Padamudra is a 1988 Indian Malayalam-language drama film written and directed by R. Sukumaran. It stars Mohanlal in the dual roles of Soap Kuttappan and Maathu Pandaaram, along with Seema and Nedumudi Venu. The film features original songs composed by Vidyadharan and a background score by Johnson. The film won Mohanlal the Kerala Film Critics Association Award for Best Actor, Filmfare Award for Best Malayalam Actor and a Kerala State Film Special Jury Award.

==Plot==
Pandaram, a traveling vendor, has an illicit relationship with Gojamma, a simple village woman. Their son, Kuttappan, is haunted by childhood memories of his father and tries to find out the truth.

==Cast==
- Mohanlal in a dual roles as:
  - Soap Kuttappan
  - Maathu Pandaaram
- Seema
- Nedumudi Venu
- Sithara
- Urvashi
- Rohini as Aswothi
- Shyama
- Mala Aravindan
- Jagadish
- Adoor Bhavani
- Kalasala Babu
- Thikkurissy Sukumaran Nair
- Mstr.
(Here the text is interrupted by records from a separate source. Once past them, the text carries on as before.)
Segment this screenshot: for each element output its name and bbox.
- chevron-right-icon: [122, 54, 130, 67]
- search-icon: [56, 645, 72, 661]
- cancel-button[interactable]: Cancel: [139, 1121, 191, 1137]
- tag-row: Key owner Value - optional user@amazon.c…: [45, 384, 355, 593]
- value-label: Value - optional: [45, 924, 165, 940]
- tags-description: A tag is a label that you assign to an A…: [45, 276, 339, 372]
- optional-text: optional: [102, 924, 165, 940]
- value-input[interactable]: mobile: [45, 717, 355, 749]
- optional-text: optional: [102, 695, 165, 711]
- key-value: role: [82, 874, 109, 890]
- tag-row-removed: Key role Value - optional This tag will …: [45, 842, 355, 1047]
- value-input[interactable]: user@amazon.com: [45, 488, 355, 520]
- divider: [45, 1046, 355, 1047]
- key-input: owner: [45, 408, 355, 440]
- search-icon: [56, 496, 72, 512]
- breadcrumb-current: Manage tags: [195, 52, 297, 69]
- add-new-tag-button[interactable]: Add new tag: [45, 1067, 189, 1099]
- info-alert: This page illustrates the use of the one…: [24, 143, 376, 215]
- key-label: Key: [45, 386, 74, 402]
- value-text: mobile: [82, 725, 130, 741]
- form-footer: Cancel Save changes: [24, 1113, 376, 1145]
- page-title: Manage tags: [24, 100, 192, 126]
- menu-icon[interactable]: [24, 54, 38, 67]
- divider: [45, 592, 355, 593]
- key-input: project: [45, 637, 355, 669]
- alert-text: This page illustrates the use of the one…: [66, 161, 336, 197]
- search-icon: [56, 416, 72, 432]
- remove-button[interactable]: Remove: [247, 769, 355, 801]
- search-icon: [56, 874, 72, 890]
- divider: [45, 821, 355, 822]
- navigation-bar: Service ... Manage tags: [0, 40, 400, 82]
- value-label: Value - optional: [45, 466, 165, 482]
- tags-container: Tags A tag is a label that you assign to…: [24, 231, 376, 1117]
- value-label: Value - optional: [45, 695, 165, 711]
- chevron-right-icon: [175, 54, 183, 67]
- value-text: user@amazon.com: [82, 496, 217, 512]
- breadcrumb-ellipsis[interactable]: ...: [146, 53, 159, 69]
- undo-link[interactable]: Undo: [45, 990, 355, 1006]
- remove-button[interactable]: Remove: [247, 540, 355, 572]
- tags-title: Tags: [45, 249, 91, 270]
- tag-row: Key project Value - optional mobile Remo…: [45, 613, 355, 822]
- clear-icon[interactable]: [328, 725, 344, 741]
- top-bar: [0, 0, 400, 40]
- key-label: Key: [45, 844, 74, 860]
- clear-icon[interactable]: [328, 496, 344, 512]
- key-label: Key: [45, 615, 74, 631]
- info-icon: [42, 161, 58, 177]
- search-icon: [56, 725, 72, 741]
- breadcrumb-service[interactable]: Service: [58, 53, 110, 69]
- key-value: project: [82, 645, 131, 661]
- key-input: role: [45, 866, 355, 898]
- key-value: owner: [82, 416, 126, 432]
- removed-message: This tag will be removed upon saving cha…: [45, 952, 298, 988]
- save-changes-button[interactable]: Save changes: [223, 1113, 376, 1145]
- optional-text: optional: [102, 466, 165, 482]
Sreekumar

== Soundtrack ==

Track listing
| No. | Title | Lyrics | Artist(s) | Length |
|---|---|---|---|---|
| 1. | "Aarumilla Agathiyenikkoru" |  | Mohanlal |  |
| 2. | "Ambalamillathe Aaltharayil" | Hari Kudappanakkunnu | K. J. Yesudas, Choir |  |
| 3. | "Vaadyopakaranangal" |  |  |  |
| 4. | "Karumbiyaam Ammayude" | Edaman Thankappan | K. S. Chithra |  |
| 5. | "Onpathu Maasam" | Edaman Thankappan | Mohanlal |  |

== Reception ==
Neelima Menon of The News Minute wrote, "The film oscillates between the past and the present, with Mohanlal catching the variations of the two character's with impeccable nuance, be it the anger, self-loathing and vulnerability simmering in the son or the lasciviousness and cockiness of the father."

==Accolades==
Mohanlal won Kerala Film Critics Association Award for Best Actor, Filmfare Award for Best Malayalam Actor and a Kerala State Film Award (Special Jury Award).